Compare on price across the category
This guide is MailerLite to beehiiv specifically. To see both side by side with every other email marketing tool we track on a single price-only table, see the email marketing pricing comparison . Useful before committing to the migration, in case a third option fits the cost-and-feature combination better than either side of this guide.
Common questions
- Is beehiiv cheaper than MailerLite?
- Both start at the same headline price (Free). The reason to migrate is the pricing model and feature scope, not the entry-tier number.
- Will I lose subscribers in the move?
- Email lists transfer as raw addresses; subscriber relationships transfer with you because the addresses haven't changed. What you can lose: re-engagement (some readers won't notice the new sender domain immediately), paid subscriptions if MailerLite handles billing differently from beehiiv (the gotchas above call out the specific cases), and any "engagement" or warmth signals that MailerLite's deliverability inferred from your sending history. Plan a clear announcement and a deliverability warm-up week.
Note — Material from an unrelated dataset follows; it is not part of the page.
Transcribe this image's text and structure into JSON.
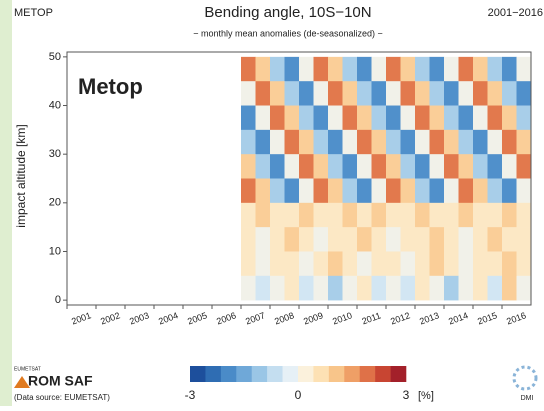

- How long does the migration take?
- For a list under 10,000 subscribers, a clean migration is one focused week: domain setup and verification, list import, automation rebuild, test broadcast, announcement, cutover. Larger lists or complex automations can stretch to 2 or 3 weeks. The constraint is rarely the import itself; it's the deliverability warm-up and the time to rebuild flows you actually depend on.
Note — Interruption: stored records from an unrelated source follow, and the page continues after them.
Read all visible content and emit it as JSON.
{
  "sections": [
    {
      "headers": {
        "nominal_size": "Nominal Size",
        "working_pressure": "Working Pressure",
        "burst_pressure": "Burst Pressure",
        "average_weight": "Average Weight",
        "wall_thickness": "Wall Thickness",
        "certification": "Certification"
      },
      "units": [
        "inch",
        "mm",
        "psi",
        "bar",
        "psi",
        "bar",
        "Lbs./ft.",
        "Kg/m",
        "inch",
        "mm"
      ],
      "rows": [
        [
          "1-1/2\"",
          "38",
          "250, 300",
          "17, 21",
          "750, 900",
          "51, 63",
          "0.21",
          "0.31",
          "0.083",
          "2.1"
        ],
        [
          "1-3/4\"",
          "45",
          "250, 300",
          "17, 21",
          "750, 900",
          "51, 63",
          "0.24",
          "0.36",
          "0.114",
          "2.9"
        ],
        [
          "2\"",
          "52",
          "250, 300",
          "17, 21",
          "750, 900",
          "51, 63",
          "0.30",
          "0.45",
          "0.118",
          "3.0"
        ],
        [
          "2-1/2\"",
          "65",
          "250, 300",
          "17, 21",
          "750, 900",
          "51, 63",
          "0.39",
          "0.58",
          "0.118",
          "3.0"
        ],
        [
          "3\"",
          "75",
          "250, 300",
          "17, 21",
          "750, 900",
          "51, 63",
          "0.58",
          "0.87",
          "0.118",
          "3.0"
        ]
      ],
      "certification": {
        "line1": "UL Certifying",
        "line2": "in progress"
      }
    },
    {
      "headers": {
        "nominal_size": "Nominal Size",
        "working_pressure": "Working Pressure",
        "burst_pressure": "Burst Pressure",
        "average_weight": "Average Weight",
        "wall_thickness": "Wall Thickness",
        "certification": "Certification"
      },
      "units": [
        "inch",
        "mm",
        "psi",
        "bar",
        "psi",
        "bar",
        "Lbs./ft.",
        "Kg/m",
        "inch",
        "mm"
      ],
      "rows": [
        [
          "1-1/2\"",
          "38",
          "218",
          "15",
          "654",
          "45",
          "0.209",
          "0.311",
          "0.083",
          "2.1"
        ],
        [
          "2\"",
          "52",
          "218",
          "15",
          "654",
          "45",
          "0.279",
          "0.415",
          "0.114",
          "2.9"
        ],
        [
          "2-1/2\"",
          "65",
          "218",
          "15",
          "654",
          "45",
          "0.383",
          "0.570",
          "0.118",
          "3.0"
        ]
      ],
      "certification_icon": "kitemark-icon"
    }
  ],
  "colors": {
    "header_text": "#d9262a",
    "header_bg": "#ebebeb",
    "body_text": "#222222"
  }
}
- Are MailerLite and beehiiv direct competitors?
- Yes. Both are primarily email marketing tools, which is why this is a defensible head-to-head migration rather than a cross-category consolidation.
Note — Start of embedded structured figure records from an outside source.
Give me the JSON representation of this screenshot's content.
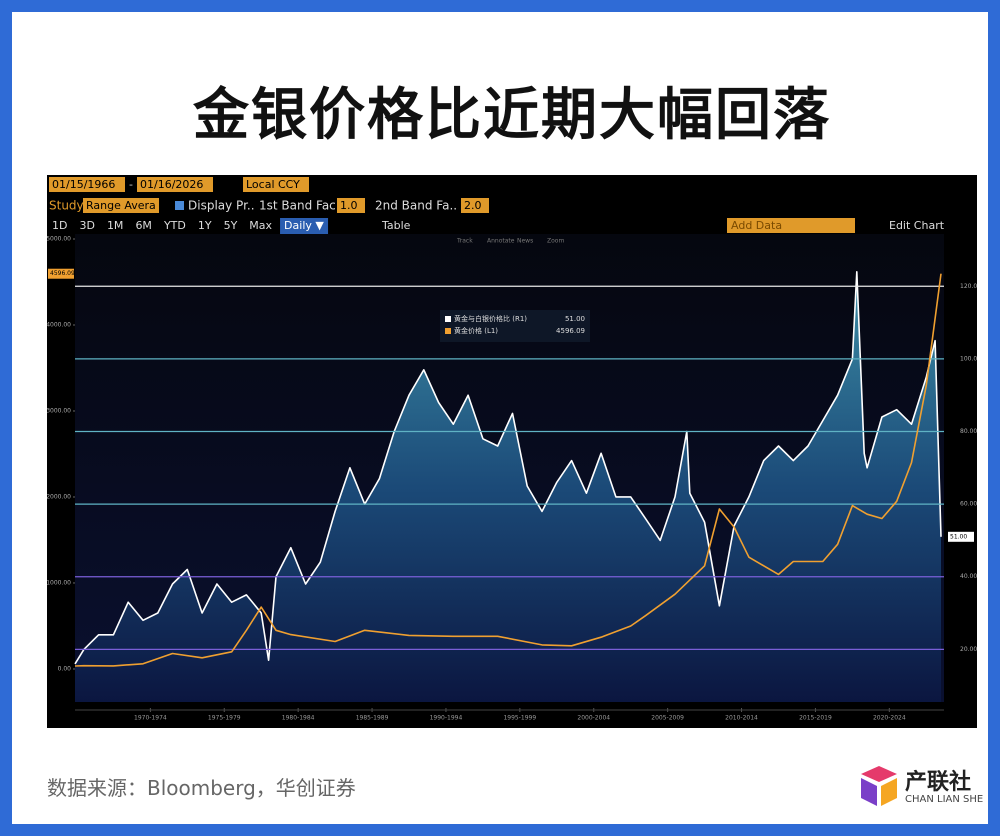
{
  "title": "金银价格比近期大幅回落",
  "toolbar": {
    "start_date": "01/15/1966",
    "end_date": "01/16/2026",
    "currency": "Local CCY",
    "study_label": "Study",
    "study": "Range Avera",
    "display": "Display Pr..",
    "band1_label": "1st Band Fac..",
    "band1": "1.0",
    "band2_label": "2nd Band Fa..",
    "band2": "2.0",
    "periods": [
      "1D",
      "3D",
      "1M",
      "6M",
      "YTD",
      "1Y",
      "5Y",
      "Max"
    ],
    "frequency": "Daily ▼",
    "table": "Table",
    "add_data": "Add Data",
    "edit_chart": "Edit Chart",
    "tools": [
      "Track",
      "Annotate",
      "News",
      "Zoom"
    ]
  },
  "chart_data": {
    "type": "line",
    "xlim": [
      1967.4,
      2026.2
    ],
    "xticks": [
      {
        "value": 1972.5,
        "label": "1970-1974"
      },
      {
        "value": 1977.5,
        "label": "1975-1979"
      },
      {
        "value": 1982.5,
        "label": "1980-1984"
      },
      {
        "value": 1987.5,
        "label": "1985-1989"
      },
      {
        "value": 1992.5,
        "label": "1990-1994"
      },
      {
        "value": 1997.5,
        "label": "1995-1999"
      },
      {
        "value": 2002.5,
        "label": "2000-2004"
      },
      {
        "value": 2007.5,
        "label": "2005-2009"
      },
      {
        "value": 2012.5,
        "label": "2010-2014"
      },
      {
        "value": 2017.5,
        "label": "2015-2019"
      },
      {
        "value": 2022.5,
        "label": "2020-2024"
      }
    ],
    "ylim": [
      -384,
      5058
    ],
    "yticks": [
      {
        "value": 0,
        "label": "0.00"
      },
      {
        "value": 1000,
        "label": "1000.00"
      },
      {
        "value": 2000,
        "label": "2000.00"
      },
      {
        "value": 3000,
        "label": "3000.00"
      },
      {
        "value": 4000,
        "label": "4000.00"
      },
      {
        "value": 5000,
        "label": "5000.00"
      }
    ],
    "y2lim": [
      5.5,
      134.4
    ],
    "y2ticks": [
      {
        "value": 20,
        "label": "20.00"
      },
      {
        "value": 40,
        "label": "40.00"
      },
      {
        "value": 60,
        "label": "60.00"
      },
      {
        "value": 80,
        "label": "80.00"
      },
      {
        "value": 100,
        "label": "100.00"
      },
      {
        "value": 120,
        "label": "120.00"
      }
    ],
    "y2grid_colors": [
      "#7a5fd8",
      "#7a5fd8",
      "#5fb3c4",
      "#5fb3c4",
      "#5fb3c4",
      "#e8e8e8"
    ],
    "series": [
      {
        "name": "黄金与白银价格比 (R1)",
        "color": "#ffffff",
        "axis": "y2",
        "area": true,
        "legend_value": {
          "value": 51,
          "label": "51.00"
        },
        "x": [
          1967.4,
          1968,
          1969,
          1970,
          1971,
          1972,
          1973,
          1974,
          1975,
          1976,
          1977,
          1978,
          1979,
          1980,
          1980.5,
          1981,
          1982,
          1983,
          1984,
          1985,
          1986,
          1987,
          1988,
          1989,
          1990,
          1991,
          1992,
          1993,
          1994,
          1995,
          1996,
          1997,
          1998,
          1999,
          2000,
          2001,
          2002,
          2003,
          2004,
          2005,
          2006,
          2007,
          2008,
          2008.8,
          2009,
          2010,
          2011,
          2012,
          2013,
          2014,
          2015,
          2016,
          2017,
          2018,
          2019,
          2020,
          2020.3,
          2020.8,
          2021,
          2022,
          2023,
          2024,
          2025,
          2025.6,
          2026
        ],
        "values": [
          16,
          20,
          24,
          24,
          33,
          28,
          30,
          38,
          42,
          30,
          38,
          33,
          35,
          30,
          17,
          40,
          48,
          38,
          44,
          58,
          70,
          60,
          67,
          80,
          90,
          97,
          88,
          82,
          90,
          78,
          76,
          85,
          65,
          58,
          66,
          72,
          63,
          74,
          62,
          62,
          56,
          50,
          62,
          80,
          63,
          55,
          32,
          54,
          62,
          72,
          76,
          72,
          76,
          83,
          90,
          100,
          124,
          74,
          70,
          84,
          86,
          82,
          95,
          105,
          51
        ]
      },
      {
        "name": "黄金价格 (L1)",
        "color": "#f0a030",
        "axis": "y",
        "area": false,
        "legend_value": {
          "value": 4596.09,
          "label": "4596.09"
        },
        "x": [
          1967.4,
          1968,
          1970,
          1972,
          1974,
          1976,
          1978,
          1979,
          1980,
          1981,
          1982,
          1985,
          1987,
          1990,
          1993,
          1996,
          1999,
          2001,
          2003,
          2005,
          2006,
          2008,
          2010,
          2011,
          2012,
          2013,
          2015,
          2016,
          2018,
          2019,
          2020,
          2021,
          2022,
          2023,
          2024,
          2025,
          2026
        ],
        "values": [
          35,
          38,
          36,
          60,
          180,
          130,
          200,
          450,
          720,
          450,
          400,
          320,
          450,
          390,
          380,
          380,
          280,
          270,
          370,
          500,
          620,
          870,
          1200,
          1860,
          1650,
          1300,
          1100,
          1250,
          1250,
          1450,
          1900,
          1800,
          1750,
          1950,
          2400,
          3300,
          4596.09
        ]
      }
    ]
  },
  "source": "数据来源：Bloomberg，华创证券",
  "logo": {
    "name": "产联社",
    "subtitle": "CHAN LIAN SHE"
  }
}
- Where can I see MailerLite vs beehiiv side-by-side?
- The /compare/beehiiv-vs-mailerlite page on TierGauge shows side-by-side plans, headline pricing, included features, and limit comparison at the entry paid tier. This migration guide is the long-form decision narrative; the compare page is the data-only dashboard.
Disclosure: the "Try beehiiv" link above is an affiliate link. We may earn a commission if you sign up. Pricing is the same; this guide's recommendations and the cost math are unchanged by commercial relationships. How we rank.
Sources
- MailerLite: https://www.mailerlite.com/pricing
- beehiiv: https://www.beehiiv.com/pricing
Pricing verified . Migration mechanics are based on the public pricing pages and standard ESP migration patterns; verify destructive steps (DNS cutover, paid subscription transfer) against the vendor's current docs before executing.